“Non devi pensare a casa. Immagina che sia una tenda con questi come pilastri. È una tenda calda che proteggerà te e la tua famiglia” : è questa la simpatica formula trovata da Giuseppe Mazzariol per rassicurare Marie-Thérèse Cartigny Ottolenghi, un po’ preoccupata per le spesse colonne che troneggiano al centro del cantiere della sua futura casa.
1974, siamo sulle rive del Lago di Garda, a Bardolino, dove gli Ottolenghi scelsero di far costruire una villa da Carlo Scarpa su consiglio di Mazzariol, eminenza culturale veneziana che fece da intermediario tra l’architetto e il suocero del proprietario Carlo Ottolenghi, committente dell’opera. Ispirandosi alla pianta cilindrica della Jesper House di Frank Lloyd Wright a Palos Verdes, in California, Scarpa iniziò installando nove colonne stratificate di cemento e pietre diverse – principalmente Prun e Trani -, sufficienti a creare una bella scena per immaginare piccoli spettacoli nel giardino, lui dice. Ma i proprietari vogliono una casa, non un teatro.
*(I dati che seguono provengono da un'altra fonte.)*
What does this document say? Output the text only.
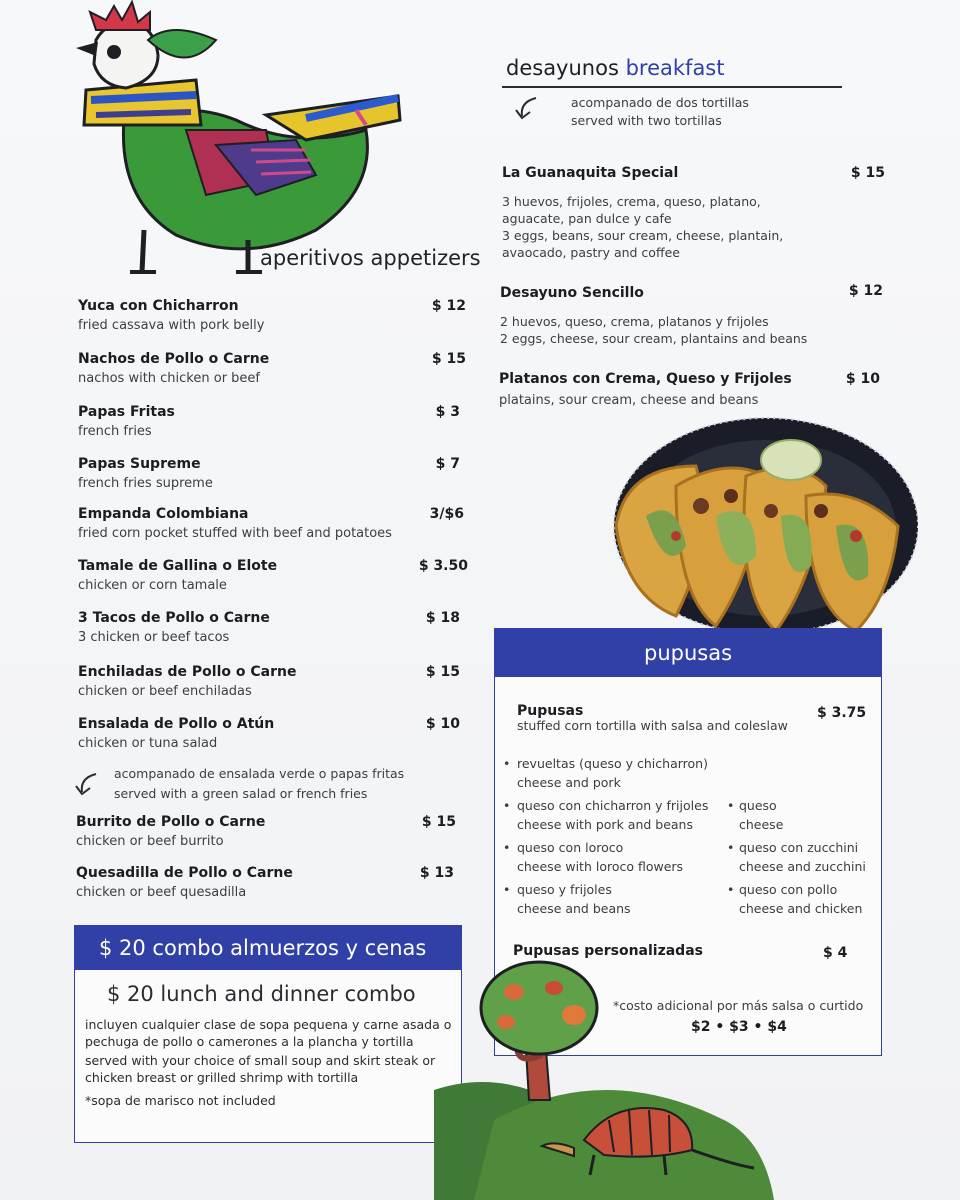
aperitivos appetizers
Yuca con Chicharron
fried cassava with pork belly
$ 12
Nachos de Pollo o Carne
nachos with chicken or beef
$ 15
Papas Fritas
french fries
$ 3
Papas Supreme
french fries supreme
$ 7
Empanda Colombiana
fried corn pocket stuffed with beef and potatoes
3/$6
Tamale de Gallina o Elote
chicken or corn tamale
$ 3.50
3 Tacos de Pollo o Carne
3 chicken or beef tacos
$ 18
Enchiladas de Pollo o Carne
chicken or beef enchiladas
$ 15
Ensalada de Pollo o Atún
chicken or tuna salad
$ 10
acompanado de ensalada verde o papas fritas
served with a green salad or french fries
Burrito de Pollo o Carne
chicken or beef burrito
$ 15
Quesadilla de Pollo o Carne
chicken or beef quesadilla
$ 13
$ 20 combo almuerzos y cenas
$ 20 lunch and dinner combo
incluyen cualquier clase de sopa pequena y carne asada o
pechuga de pollo o camerones a la plancha y tortilla
served with your choice of small soup and skirt steak or
chicken breast or grilled shrimp with tortilla
*sopa de marisco not included
desayunos breakfast
acompanado de dos tortillas
served with two tortillas
La Guanaquita Special	$ 15
3 huevos, frijoles, crema, queso, platano,
aguacate, pan dulce y cafe
3 eggs, beans, sour cream, cheese, plantain,
avaocado, pastry and coffee
Desayuno Sencillo	$ 12
2 huevos, queso, crema, platanos y frijoles
2 eggs, cheese, sour cream, plantains and beans
Platanos con Crema, Queso y Frijoles	$ 10
platains, sour cream, cheese and beans
pupusas
Pupusas
stuffed corn tortilla with salsa and coleslaw
$ 3.75
• revueltas (queso y chicharron)
cheese and pork
• queso con chicharron y frijoles
cheese with pork and beans
• queso con loroco
cheese with loroco flowers
• queso y frijoles
cheese and beans
• queso
cheese
• queso con zucchini
cheese and zucchini
• queso con pollo
cheese and chicken
Pupusas personalizadas	$ 4
*costo adicional por más salsa o curtido
$2 • $3 • $4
Dove sono i muri? “Non c’è bisogno di muri, perché in genere la gente finisce per appendervi i quadri e spesso sono brutti”, ribatte l’architetto, mai timido nello scherzare. Dopo un progetto durato cinque anni e mezzo, le pareti e il soffitto finalmente arrivarono, senza che Scarpa potesse vederli finiti essendo scomparso nel 1978, lasciando tuttavia dietro di sé una moltitudine di disegni e indicazioni che guideranno Giuseppe Tommasi e Guido Pietropoli, suoi collaboratori , per gli ultimi ritocchi.
La casa misura infine 240 metri quadrati e il risultato delizierà tutti. Bisogna ammettere che l’impresa è stata notevole, visti i vincoli imposti dal piano urbanistico del paese: non più di un piano e soprattutto non più di 445 metri cubi, nonostante il terreno coltivato a vigneto si estenda su 7.600 metri quadrati.
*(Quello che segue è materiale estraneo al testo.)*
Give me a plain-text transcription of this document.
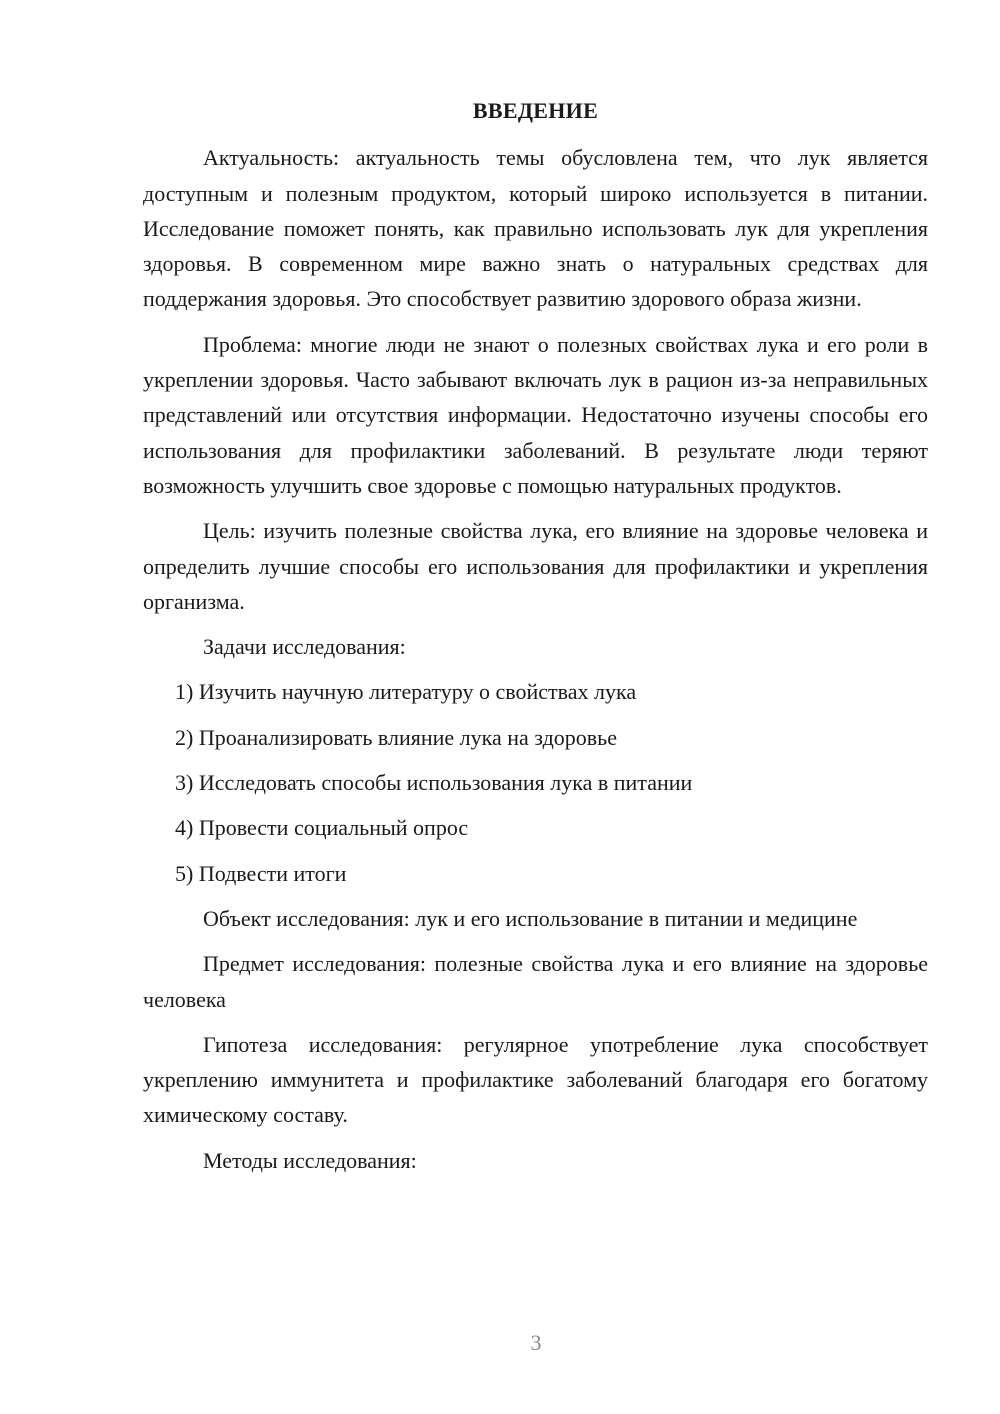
ВВЕДЕНИЕ

Актуальность: актуальность темы обусловлена тем, что лук является доступным и полезным продуктом, который широко используется в питании. Исследование поможет понять, как правильно использовать лук для укрепления здоровья. В современном мире важно знать о натуральных средствах для поддержания здоровья. Это способствует развитию здорового образа жизни.

Проблема: многие люди не знают о полезных свойствах лука и его роли в укреплении здоровья. Часто забывают включать лук в рацион из-за неправильных представлений или отсутствия информации. Недостаточно изучены способы его использования для профилактики заболеваний. В результате люди теряют возможность улучшить свое здоровье с помощью натуральных продуктов.

Цель: изучить полезные свойства лука, его влияние на здоровье человека и определить лучшие способы его использования для профилактики и укрепления организма.

Задачи исследования:

1) Изучить научную литературу о свойствах лука
2) Проанализировать влияние лука на здоровье
3) Исследовать способы использования лука в питании
4) Провести социальный опрос
5) Подвести итоги

Объект исследования: лук и его использование в питании и медицине

Предмет исследования: полезные свойства лука и его влияние на здоровье человека

Гипотеза исследования: регулярное употребление лука способствует укреплению иммунитета и профилактике заболеваний благодаря его богатому химическому составу.

Методы исследования:

3
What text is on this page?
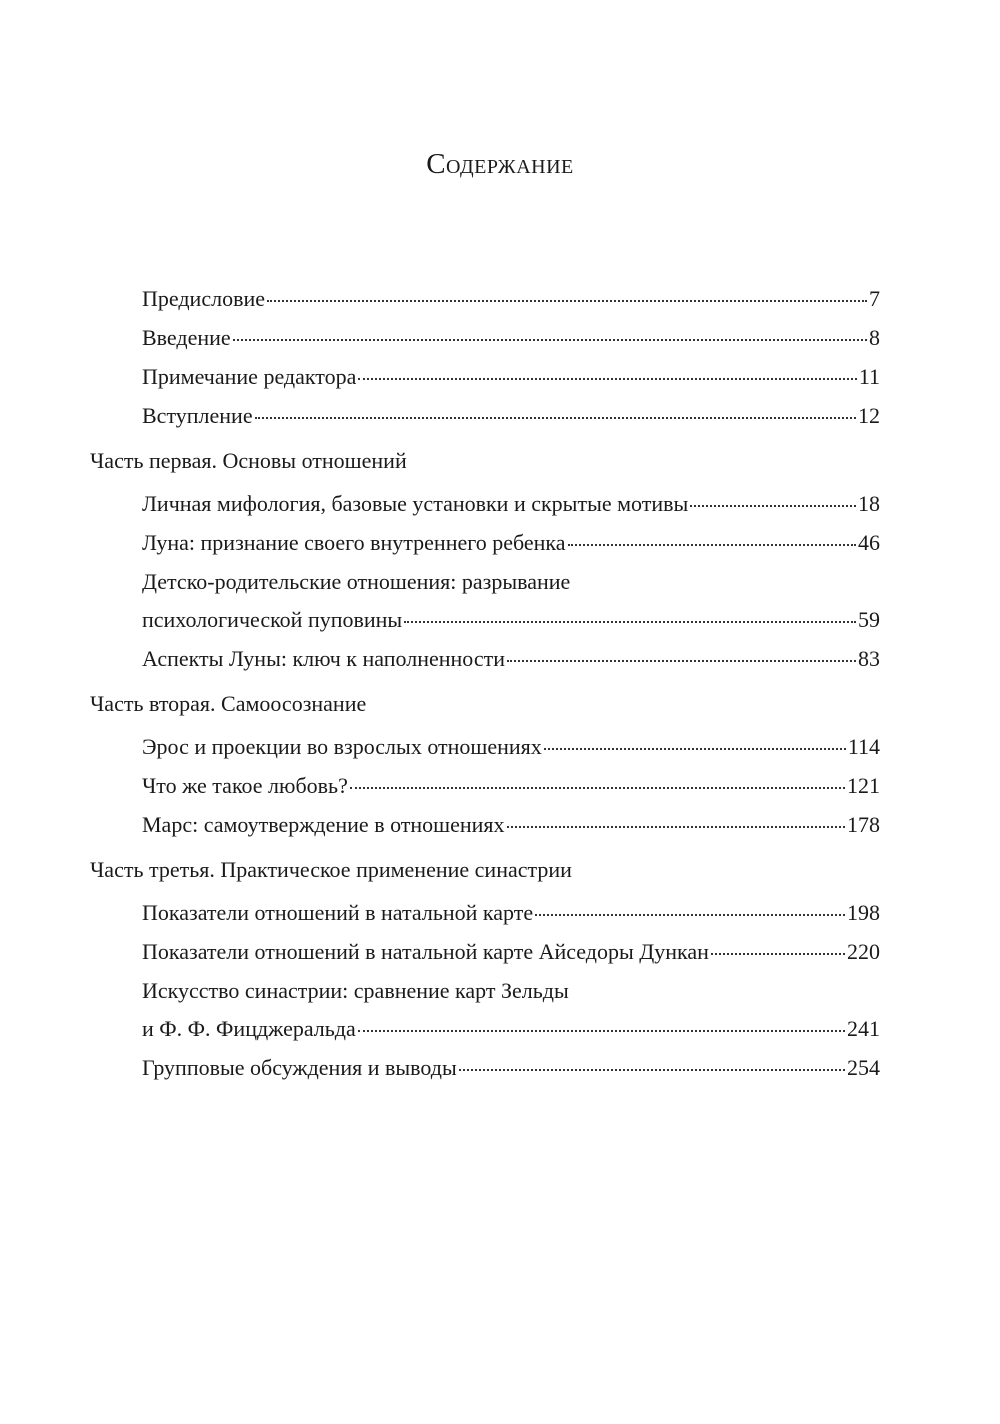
Содержание
Предисловие	7
Введение	8
Примечание редактора	11
Вступление	12
Часть первая. Основы отношений
Личная мифология, базовые установки и скрытые мотивы	18
Луна: признание своего внутреннего ребенка	46
Детско-родительские отношения: разрывание
психологической пуповины	59
Аспекты Луны: ключ к наполненности	83
Часть вторая. Самоосознание
Эрос и проекции во взрослых отношениях	114
Что же такое любовь?	121
Марс: самоутверждение в отношениях	178
Часть третья. Практическое применение синастрии
Показатели отношений в натальной карте	198
Показатели отношений в натальной карте Айседоры Дункан	220
Искусство синастрии: сравнение карт Зельды
и Ф. Ф. Фицджеральда	241
Групповые обсуждения и выводы	254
Fu così che Carlo Scarpa decise di interrare parte della casa nella collina, rendendo il tetto una sorta di prolungamento. Citato da Tommasi in AMC n°50 del dicembre 1979, l’architetto così descrive il suo progetto: “L’edificio è stato concepito come una forma insolita per cui, grazie alle deformazioni della muratura, il volume costruito sfugge alla vista da lontano: le pareti esterne appariranno come diaframmi ricoperti di vegetazione (edera, ampelopsis, ficus repens)… Il tetto è stato appositamente studiato affinché diventi un piccolo angolo di terreno sconnesso, terreno sul quale sarà possibile anche camminare. »
I volumi interagiscono con il giallo, il blu e il rosso delle pareti, sovrastate da un soffitto nero – alternativo all’albicocca inizialmente previsto.
A meno che non ci si avventuri nella “calle”, il solco scavato tra il retro della casa e la collina per garantire l’areazione delle stanze dei bambini e donare loro un’aria veneziana. E Marie-Thérèse Cartigny Ottolenghi conferma: “L’idea era quella di ricreare una piccola Venezia a Bardolino, per i bambini, da qui la presenza di acqua ovunque… Sembra molto semplice, ma in realtà è un sistema di collegamenti estremamente sofisticato. »
Sul lato del giardino, un laghetto riecheggia la vista del lago che si vede in lontananza dal tetto creando un gioco di riflessi che riverberano attraverso le grandi finestre della facciata e inondano di luce i soggiorni, trait d’union i due poli opposti della casa: genitori e figli. Si tratta di fatto di tre mezzi livelli molto aperti dove tutto è arioso; in ogni angolo della casa emerge come per magia un punto di fuga o prospettiva, ingegnosamente calcolato da Scarpa affinché l’occhio possa attraversare lo spazio e incrociare sulla sua traiettoria tutti gli elementi che lo modellano.
Le colonne ovviamente, ma anche gli altri volumi che si incastrano qua e là, dialogano con il giallo, il blu e il rosso delle pareti, sovrastate da un soffitto nero – un’alternativa al color albicocca inizialmente previsto, ma impossibile da riprodurre. Scarpa lo aveva detto, Villa Ottolenghi doveva essere un’”arlecchino” cromatico ed è proprio un’opera d’arte che egli seppe realizzare qui da cima a fondo, siano esse le linee arrotondate del terrazzo disegnate dal gesso a terra o la disposizione dei mattoni sul tetto, un omaggio alle composizioni di Paul Klee. È vero, che senso ha aggiungere tabelle?
L’occhio attraversa lo spazio e incrocia sulla sua traiettoria tutti gli elementi che lo modellano. Le colonne,
ovviamente, ma anche gli altri volumi.